Neuron Imaging -Increasing Resolution Threefold

Scientists are continuously refining tools to better delineate the details of the brain's cellular workings. One method of capturing extremely small aspects of brain cells is by using two-photon microscopy. This type of device can pick up minutiae that other scanners like magnetic resonance can't. Now researchers have increased the resolution of this imaging modality by threefold. They have combined stimulated emission depletion microscopy with the two-photon microscopy in order to gain this ability. This new method will enable them to see things like dendritic spines on neurons with more clarity than ever before. This will lead to a better understanding of how the connections between neurons function and change over time.
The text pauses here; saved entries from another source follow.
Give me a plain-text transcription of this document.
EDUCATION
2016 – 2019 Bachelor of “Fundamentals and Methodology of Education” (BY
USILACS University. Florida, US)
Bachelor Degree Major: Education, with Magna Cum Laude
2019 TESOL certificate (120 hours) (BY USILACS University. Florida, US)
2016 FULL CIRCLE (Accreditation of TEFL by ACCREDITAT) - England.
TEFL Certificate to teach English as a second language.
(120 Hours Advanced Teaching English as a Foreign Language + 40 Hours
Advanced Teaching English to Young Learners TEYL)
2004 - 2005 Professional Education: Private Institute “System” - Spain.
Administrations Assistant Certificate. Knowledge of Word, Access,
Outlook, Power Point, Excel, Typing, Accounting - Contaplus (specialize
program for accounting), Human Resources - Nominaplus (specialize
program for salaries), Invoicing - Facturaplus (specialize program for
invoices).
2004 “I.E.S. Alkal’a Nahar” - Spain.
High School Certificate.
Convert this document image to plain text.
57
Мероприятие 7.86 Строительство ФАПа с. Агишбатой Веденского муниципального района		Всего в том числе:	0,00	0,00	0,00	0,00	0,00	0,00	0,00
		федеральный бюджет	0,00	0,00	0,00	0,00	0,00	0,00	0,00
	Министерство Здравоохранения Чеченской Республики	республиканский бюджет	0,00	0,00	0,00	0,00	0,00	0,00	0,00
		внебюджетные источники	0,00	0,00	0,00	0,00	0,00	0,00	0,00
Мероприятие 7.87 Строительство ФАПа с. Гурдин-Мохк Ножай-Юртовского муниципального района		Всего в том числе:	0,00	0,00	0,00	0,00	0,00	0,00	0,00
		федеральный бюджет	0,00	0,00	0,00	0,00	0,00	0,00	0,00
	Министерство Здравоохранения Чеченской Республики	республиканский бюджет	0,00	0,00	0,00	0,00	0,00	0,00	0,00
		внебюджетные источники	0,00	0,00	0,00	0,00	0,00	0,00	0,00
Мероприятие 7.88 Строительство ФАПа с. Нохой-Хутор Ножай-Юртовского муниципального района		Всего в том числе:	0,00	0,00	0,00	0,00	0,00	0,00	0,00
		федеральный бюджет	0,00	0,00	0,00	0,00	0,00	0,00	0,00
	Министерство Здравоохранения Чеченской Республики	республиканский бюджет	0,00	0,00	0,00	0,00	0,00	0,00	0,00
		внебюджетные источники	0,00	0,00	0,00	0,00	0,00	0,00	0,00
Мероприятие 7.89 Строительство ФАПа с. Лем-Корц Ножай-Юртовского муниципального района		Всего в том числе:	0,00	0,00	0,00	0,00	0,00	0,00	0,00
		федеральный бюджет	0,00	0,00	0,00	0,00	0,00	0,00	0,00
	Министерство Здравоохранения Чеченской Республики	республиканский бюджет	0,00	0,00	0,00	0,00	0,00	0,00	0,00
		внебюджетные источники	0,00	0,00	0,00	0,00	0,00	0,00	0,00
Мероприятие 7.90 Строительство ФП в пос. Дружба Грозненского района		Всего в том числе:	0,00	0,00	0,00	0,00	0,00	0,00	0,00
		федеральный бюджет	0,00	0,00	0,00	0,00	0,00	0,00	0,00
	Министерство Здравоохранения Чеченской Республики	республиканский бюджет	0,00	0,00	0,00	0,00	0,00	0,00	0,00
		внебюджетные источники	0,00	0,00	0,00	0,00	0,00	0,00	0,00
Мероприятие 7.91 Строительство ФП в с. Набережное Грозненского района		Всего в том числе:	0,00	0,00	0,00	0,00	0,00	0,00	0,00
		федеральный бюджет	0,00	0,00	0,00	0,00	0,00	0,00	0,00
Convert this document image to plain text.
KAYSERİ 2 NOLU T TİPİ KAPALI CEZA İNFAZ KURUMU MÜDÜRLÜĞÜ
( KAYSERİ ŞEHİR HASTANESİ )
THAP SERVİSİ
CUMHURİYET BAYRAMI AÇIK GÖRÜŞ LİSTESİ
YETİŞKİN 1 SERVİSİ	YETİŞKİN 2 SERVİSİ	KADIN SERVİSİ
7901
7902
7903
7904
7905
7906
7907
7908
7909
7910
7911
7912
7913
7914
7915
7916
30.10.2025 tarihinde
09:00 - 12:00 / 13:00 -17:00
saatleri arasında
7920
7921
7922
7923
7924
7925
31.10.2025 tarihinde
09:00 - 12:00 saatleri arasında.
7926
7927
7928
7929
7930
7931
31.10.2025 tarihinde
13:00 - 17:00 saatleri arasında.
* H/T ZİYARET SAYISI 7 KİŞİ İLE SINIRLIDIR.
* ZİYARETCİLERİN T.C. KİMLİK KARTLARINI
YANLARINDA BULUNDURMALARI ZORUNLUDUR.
With conventional microscope lenses there is something called the "diffraction limit". This limit means that light can not be focused to less than half of its wavelength. However, researchers have found many news ways of circumventing this limit. Stimulated emission depletion (STED) microscopy is one of the first methods that overcame this limit. Researchers are continuing to better focus light so as to characterize smaller cellular features. Recently scientists have been able to focus light to 20 times smaller than its normal wavelength. In the future, the researchers hope to shrink light so it is comparable to the size of an electron's wavelength. An electron is an elementary particle that is much smaller than a single atom. Electron microscopes use beams of electrons for imaging purposes and have extremely high resolving power. The only problem is that they can't be used on live tissue, while light based microscopes can.

The researchers who have combined the 2-photon with the STED microscopy believe that they can already increase the resolution another threefold. This would be done by exactly timing the pulse of the depletion light. I think there will be a push to incorporate newer technologies to allow for even better resolving power in the future. This will lead to an improved understanding of how the brain functions at a sub-cellular level.